Science, Medicine & Education – Oxford & Cambridge
Perhaps most famous for their universities, Oxford and Cambridge are home to some of the most qualified and best paid people in the UK. More than a third of the workplace in Oxford are employed in professions like science, health and education. In total, Oxford doubles the national average for people working in these professions.
Oxford also boasts a strong tourism sector (which should need no explaining), as well as manufacturing and publishing thanks to BMW and publishing companies like the Oxford University Press being set up in the area.

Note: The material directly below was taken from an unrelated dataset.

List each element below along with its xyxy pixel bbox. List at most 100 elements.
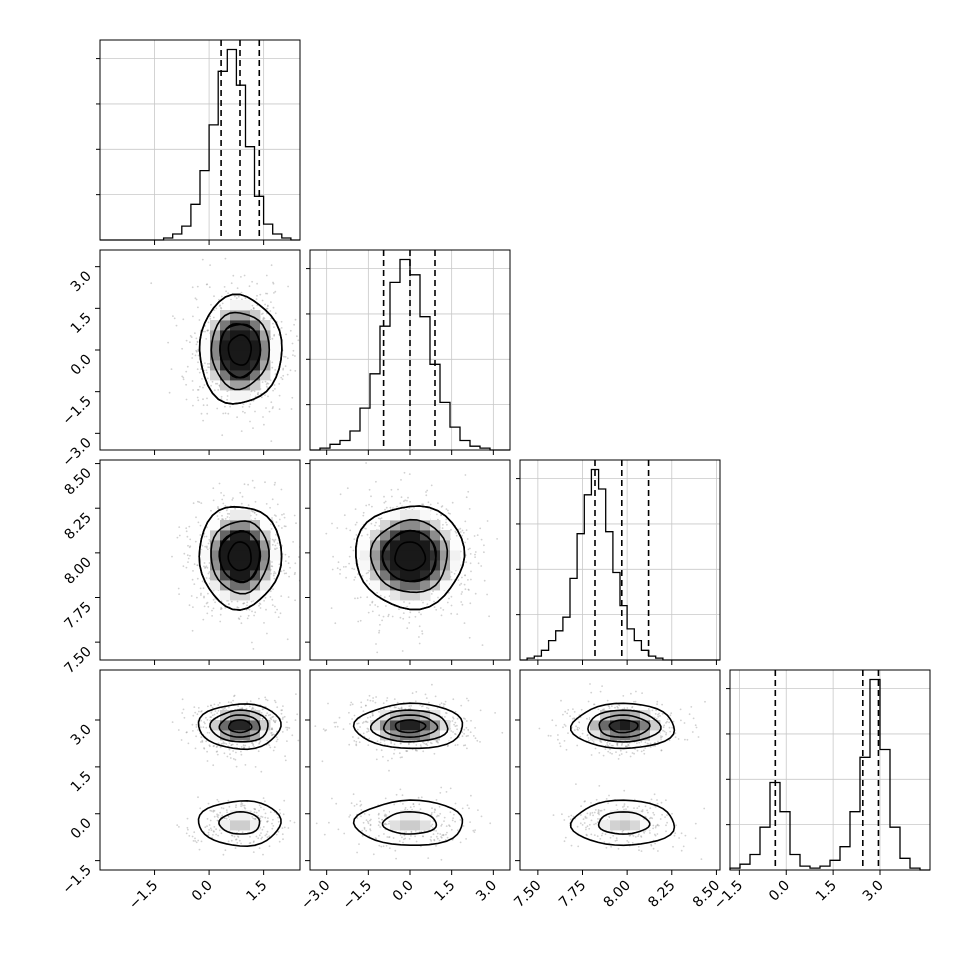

Meanwhile, Cambridge’s vital role in the pharmaceutical industry saw house prices soar almost 15% between 2013 and 2014.
Digital & Technology – Reading
You might imagine that when it comes to technology and digital, London would be the place to be, but in reality, Reading is the better bet. With superb links to the capital, a great many tech firms have taken up residence in the town.
Indeed, almost one-in-five businesses there are tech firms, with notable names like Cisco, Microsoft, Symantec, Oracle and many others. With an average salary of £621 a week and notably lower property prices than London, Reading makes an excellent location to purchase – provided you’re interested in working within the technology industry.
Other notable industries within Reading include accountancy, investment and finance.
Financial Services – Edinburgh
Scotland’s capital city, Edinburgh, is home to the UK’s second largest financial services sector, behind London. Thanks to the likes of The Royal Bank of Scotland, Scottish Widows, Tesco Bank, Virgin Money and Standard Life all setting up in the city, there are plentiful jobs available.
Additionally, the city has become the favoured location for financial services start-ups too, with cheaper property available than London and a readily available workforce. Put simply, Edinburgh makes for an excellent destination if you see your future within the financial services industry.
Energy – Aberdeen
Another one of Scotland’s major cities makes the list, but for an industry far removed from the sleek corporate nature of financial services – oil. Scotland’s plentiful oil reserves have meant that energy businesses have flocked to the city, bringing large numbers of jobs to the area too. During the last 10 years the city has seen an 8% increase in jobs and a 9% boost in population numbers.
It’s not just energy keeping this town going, either, because like Oxford it boasts a strong professional, scientific and technical sector.